Re: Alpha remembrance day
- From: Bill Todd <billtodd@xxxxxxxxxxxxx>
- Date: Sat, 02 Sep 2006 14:54:12 -0400
Glenn Everhart wrote:
....
Nowadays of course, with J.Q. Public working with ever larger pictures or sound files, the limitations of a 32 bit address space are obvious to a much larger population.
Are these actually good examples? Pictures indeed tend to want to be entirely resident in your process's virtual address space, but it's a pretty rare picture that requires gigabytes to fit in (if you're heavily into Photoshoping some can start to tax the limits, but I'm not sure that such people really qualify as being "John Q. Public").

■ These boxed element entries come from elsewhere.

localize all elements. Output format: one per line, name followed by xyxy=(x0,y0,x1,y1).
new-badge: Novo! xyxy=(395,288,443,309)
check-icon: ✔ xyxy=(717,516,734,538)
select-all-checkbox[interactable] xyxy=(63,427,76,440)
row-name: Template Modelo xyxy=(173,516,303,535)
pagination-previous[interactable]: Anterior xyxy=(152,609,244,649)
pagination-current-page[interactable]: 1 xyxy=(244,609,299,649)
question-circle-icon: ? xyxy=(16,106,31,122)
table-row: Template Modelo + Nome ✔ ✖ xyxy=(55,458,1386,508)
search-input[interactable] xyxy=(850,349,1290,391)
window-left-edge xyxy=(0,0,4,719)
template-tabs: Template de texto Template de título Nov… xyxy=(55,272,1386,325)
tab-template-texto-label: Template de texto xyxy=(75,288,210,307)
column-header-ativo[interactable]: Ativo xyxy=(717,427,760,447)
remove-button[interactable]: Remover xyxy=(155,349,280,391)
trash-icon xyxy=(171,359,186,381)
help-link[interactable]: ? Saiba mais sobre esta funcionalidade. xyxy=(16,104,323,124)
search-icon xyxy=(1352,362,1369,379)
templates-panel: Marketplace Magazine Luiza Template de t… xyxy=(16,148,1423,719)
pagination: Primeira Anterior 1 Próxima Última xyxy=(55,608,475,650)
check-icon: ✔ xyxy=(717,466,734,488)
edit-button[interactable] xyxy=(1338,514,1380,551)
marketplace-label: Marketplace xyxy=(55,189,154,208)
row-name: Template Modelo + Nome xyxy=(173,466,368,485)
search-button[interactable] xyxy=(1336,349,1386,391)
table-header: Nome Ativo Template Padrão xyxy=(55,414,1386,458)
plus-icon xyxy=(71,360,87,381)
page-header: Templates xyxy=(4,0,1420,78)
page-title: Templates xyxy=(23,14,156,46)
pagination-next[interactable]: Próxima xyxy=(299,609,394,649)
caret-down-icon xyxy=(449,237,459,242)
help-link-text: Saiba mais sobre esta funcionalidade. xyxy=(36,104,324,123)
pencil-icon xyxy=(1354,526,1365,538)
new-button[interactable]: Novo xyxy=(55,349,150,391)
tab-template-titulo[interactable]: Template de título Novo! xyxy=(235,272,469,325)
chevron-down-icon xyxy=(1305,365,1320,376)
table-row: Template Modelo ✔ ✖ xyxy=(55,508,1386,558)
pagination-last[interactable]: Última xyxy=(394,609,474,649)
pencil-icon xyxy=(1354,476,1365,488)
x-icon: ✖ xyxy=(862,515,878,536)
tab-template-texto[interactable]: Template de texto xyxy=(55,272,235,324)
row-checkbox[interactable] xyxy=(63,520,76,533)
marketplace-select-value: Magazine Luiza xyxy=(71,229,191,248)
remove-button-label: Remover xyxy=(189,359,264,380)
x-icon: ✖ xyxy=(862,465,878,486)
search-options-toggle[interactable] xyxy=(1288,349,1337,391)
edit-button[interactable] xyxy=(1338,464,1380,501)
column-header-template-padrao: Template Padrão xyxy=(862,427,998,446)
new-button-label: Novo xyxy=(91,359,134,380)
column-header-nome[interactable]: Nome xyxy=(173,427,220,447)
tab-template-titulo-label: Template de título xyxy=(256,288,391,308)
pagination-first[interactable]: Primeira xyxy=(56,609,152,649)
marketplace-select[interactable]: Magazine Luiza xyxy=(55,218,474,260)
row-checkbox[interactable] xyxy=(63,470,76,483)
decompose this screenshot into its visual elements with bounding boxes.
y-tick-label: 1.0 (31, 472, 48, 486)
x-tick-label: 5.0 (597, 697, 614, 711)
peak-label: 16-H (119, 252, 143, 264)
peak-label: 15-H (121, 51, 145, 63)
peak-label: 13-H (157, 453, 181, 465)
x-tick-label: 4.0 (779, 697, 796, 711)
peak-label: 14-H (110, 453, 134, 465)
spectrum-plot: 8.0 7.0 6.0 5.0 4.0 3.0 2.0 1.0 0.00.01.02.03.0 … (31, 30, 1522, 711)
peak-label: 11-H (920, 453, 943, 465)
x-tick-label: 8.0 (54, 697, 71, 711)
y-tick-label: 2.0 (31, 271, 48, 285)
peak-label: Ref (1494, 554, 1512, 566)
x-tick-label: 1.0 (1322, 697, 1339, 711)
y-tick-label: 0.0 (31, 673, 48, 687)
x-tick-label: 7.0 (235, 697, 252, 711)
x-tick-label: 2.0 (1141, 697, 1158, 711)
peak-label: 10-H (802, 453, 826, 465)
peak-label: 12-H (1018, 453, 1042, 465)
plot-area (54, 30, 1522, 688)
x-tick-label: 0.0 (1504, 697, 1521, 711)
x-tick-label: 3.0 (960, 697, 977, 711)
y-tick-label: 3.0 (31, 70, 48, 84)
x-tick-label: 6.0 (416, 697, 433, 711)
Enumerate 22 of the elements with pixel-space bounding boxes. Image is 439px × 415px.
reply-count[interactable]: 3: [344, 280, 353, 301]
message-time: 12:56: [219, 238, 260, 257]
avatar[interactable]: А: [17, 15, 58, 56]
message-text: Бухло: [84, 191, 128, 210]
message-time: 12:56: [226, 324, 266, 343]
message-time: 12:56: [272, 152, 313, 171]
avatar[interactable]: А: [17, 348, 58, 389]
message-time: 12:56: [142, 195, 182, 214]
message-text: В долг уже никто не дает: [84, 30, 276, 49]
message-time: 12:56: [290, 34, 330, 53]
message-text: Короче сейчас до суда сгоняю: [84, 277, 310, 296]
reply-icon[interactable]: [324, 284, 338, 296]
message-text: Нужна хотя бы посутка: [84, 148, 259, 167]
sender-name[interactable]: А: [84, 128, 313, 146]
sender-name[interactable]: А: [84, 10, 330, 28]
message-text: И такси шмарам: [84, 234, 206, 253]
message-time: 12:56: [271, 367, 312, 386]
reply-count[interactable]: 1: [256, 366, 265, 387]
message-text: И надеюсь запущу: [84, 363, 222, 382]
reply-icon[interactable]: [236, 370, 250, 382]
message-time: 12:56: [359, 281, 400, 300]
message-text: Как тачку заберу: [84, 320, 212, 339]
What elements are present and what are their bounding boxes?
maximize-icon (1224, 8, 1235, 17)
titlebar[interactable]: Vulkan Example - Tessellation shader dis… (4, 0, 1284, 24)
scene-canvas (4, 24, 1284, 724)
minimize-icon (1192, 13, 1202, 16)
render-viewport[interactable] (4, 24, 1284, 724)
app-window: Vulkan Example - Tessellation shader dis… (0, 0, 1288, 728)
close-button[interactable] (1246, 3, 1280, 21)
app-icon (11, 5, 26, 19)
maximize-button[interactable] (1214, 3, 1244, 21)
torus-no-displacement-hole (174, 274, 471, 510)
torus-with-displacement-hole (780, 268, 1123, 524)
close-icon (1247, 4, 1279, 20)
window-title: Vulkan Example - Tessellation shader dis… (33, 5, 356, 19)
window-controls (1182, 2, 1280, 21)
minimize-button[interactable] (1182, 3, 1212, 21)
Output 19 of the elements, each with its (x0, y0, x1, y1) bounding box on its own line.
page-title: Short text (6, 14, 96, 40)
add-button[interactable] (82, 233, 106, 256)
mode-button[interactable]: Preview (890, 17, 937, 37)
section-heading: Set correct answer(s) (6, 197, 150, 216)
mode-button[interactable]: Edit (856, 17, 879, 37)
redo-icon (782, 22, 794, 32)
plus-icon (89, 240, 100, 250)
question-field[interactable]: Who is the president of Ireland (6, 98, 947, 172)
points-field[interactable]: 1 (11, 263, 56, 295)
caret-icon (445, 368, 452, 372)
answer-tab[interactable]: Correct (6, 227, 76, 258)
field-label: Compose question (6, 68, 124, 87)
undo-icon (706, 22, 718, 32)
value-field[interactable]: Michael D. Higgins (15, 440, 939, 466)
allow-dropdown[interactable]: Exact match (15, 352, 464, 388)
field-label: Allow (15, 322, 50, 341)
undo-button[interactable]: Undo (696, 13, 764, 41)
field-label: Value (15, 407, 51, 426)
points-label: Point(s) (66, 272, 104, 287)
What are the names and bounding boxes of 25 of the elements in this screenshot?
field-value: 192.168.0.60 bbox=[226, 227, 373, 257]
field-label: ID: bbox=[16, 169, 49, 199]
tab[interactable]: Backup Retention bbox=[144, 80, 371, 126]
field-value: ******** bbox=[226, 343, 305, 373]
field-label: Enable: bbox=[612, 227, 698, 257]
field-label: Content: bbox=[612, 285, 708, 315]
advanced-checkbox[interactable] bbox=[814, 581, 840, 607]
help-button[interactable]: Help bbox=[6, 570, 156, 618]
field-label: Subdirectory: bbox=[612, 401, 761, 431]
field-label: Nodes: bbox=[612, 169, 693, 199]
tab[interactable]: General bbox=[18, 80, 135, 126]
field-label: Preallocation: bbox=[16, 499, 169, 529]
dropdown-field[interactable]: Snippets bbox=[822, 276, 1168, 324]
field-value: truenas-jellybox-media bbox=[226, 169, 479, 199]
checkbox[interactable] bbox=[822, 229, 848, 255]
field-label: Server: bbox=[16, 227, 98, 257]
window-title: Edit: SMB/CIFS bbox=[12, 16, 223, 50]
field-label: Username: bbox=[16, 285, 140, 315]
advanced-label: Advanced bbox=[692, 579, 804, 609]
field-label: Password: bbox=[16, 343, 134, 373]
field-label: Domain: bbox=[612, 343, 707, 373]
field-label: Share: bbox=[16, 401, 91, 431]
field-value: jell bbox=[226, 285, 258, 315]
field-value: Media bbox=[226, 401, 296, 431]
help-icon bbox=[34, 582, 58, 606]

Video has been too large to fit into a few GB for a long time, and is processed quite adequately piece-meal rather than in one bloated mmap segment (I'm not as familiar with sound-only applications, but I'd expect that long compositions might encounter the same kinds of problems and hence be processed as video is - since in both cases there's no need whatsoever to have the entire work resident at once).
While there have been a lot of legitimate applications for 64-bit hardware since the early '90s at the latest, including some lower-end ones more recently, I'm nut sure that any have been common *desktop* applications (even the vagaries of the NT/2K/XP 32-bit file cache don't really affect typical desktop users much).